One thing recipients have in common, said Sushner, is that they are ashamed they cannot provide for themselves and their families. Some people are very worried that their neighbors will find out they need help.

“About half of our recipients ask for extreme confidentiality,” he said. Only one volunteer at Yad Yehuda is familiar with all the clients; most only know of the few they assist.

Capital Kosher Pantry partners with the Capital Area Food Bank in Washington, D.C. Volunteers go to the food bank and for very little cost bring back fresh and canned foods and pasta to distribute.

Some families only receive packages of groceries. Others participate in the Tomchei Shabbos program and are given gift certificates to Shalom Kosher Market. There is plenty of overlap and many families receive both, he said.

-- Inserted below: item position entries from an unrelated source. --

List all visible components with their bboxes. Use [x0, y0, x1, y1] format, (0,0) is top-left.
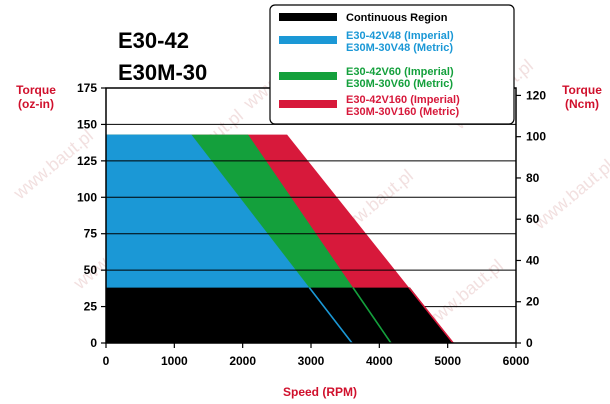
right-tick-label: 20	[526, 295, 540, 309]
left-tick-label: 175	[77, 81, 97, 95]
legend-swatch	[279, 72, 337, 80]
torque-areas	[106, 134, 454, 343]
left-tick-label: 0	[90, 336, 97, 350]
model-title-line1: E30-42	[118, 28, 189, 53]
x-tick-label: 3000	[298, 354, 325, 368]
legend-label: Continuous Region	[346, 12, 448, 24]
x-tick-label: 1000	[161, 354, 188, 368]
continuous-boundary-lines	[308, 287, 454, 344]
x-tick-label: 0	[103, 354, 110, 368]
left-tick-label: 150	[77, 117, 97, 131]
right-tick-label: 40	[526, 253, 540, 267]
legend-label: E30-42V48 (Imperial)	[346, 30, 454, 42]
curve-extension-line	[352, 287, 392, 344]
left-axis-label-line1: Torque	[16, 83, 56, 97]
left-axis-label-line2: (oz-in)	[18, 97, 54, 111]
x-tick-label: 2000	[229, 354, 256, 368]
right-tick-label: 60	[526, 212, 540, 226]
right-axis-label-line1: Torque	[562, 83, 602, 97]
left-tick-label: 75	[84, 227, 98, 241]
x-tick-label: 6000	[503, 354, 530, 368]
legend-box	[269, 4, 515, 125]
legend-label-metric: E30M-30V48 (Metric)	[346, 42, 453, 54]
watermark-text: www.baut.pl	[529, 155, 610, 233]
area-continuous-region	[106, 287, 454, 343]
right-tick-label: 0	[526, 336, 533, 350]
left-y-axis-ticks: 0 25 50 75 100 125 150 175	[77, 81, 106, 350]
right-axis-label-line2: (Ncm)	[565, 97, 599, 111]
legend-swatch	[279, 13, 337, 21]
model-title-line2: E30M-30	[118, 60, 207, 85]
x-tick-label: 4000	[366, 354, 393, 368]
legend-label-metric: E30M-30V60 (Metric)	[346, 78, 453, 90]
legend-label: E30-42V160 (Imperial)	[346, 94, 460, 106]
legend-label: E30-42V60 (Imperial)	[346, 66, 454, 78]
legend-label-metric: E30M-30V160 (Metric)	[346, 106, 459, 118]
x-axis-ticks: 0 1000 2000 3000 4000 5000 6000	[103, 343, 530, 368]
curve-extension-line	[408, 287, 454, 344]
left-tick-label: 50	[84, 263, 98, 277]
left-tick-label: 125	[77, 154, 97, 168]
x-axis-label: Speed (RPM)	[283, 385, 357, 399]
x-tick-label: 5000	[434, 354, 461, 368]
legend-swatch	[279, 36, 337, 44]
left-tick-label: 100	[77, 190, 97, 204]
right-y-axis-ticks: 0 20 40 60 80 100 120	[516, 88, 546, 350]
right-tick-label: 100	[526, 130, 546, 144]
curve-extension-line	[308, 287, 353, 344]
right-tick-label: 120	[526, 88, 546, 102]
right-tick-label: 80	[526, 171, 540, 185]
legend-swatch	[279, 100, 337, 108]
left-tick-label: 25	[84, 300, 98, 314]
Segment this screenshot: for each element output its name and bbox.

The amount distributed is based on need and the number of people in the family. Generally, if a person qualifies for government assistance, he or she is eligible for what Yad Yehuda offers.

Mazon’s Joshua wants everyone to “consider yourself a long-term hunger advocate.”

Advocates raise awareness in their communities, use their social media accounts to spread the word, join a campaign designed to end hunger and stay engaged by signing up for Mazon’s advocacy alerts, she explained.

After exiting Mazon’s trailer, Myers said she hoped to get involved in “food rescue,” which involves collecting edible food that would otherwise go to waste from places such as restaurants and grocery stores and distributing it to local emergency food programs. However, she said, the problem “is bigger than just the food.”

Pointing to job creation and other problems, Myers said: “The entire picture has to change.”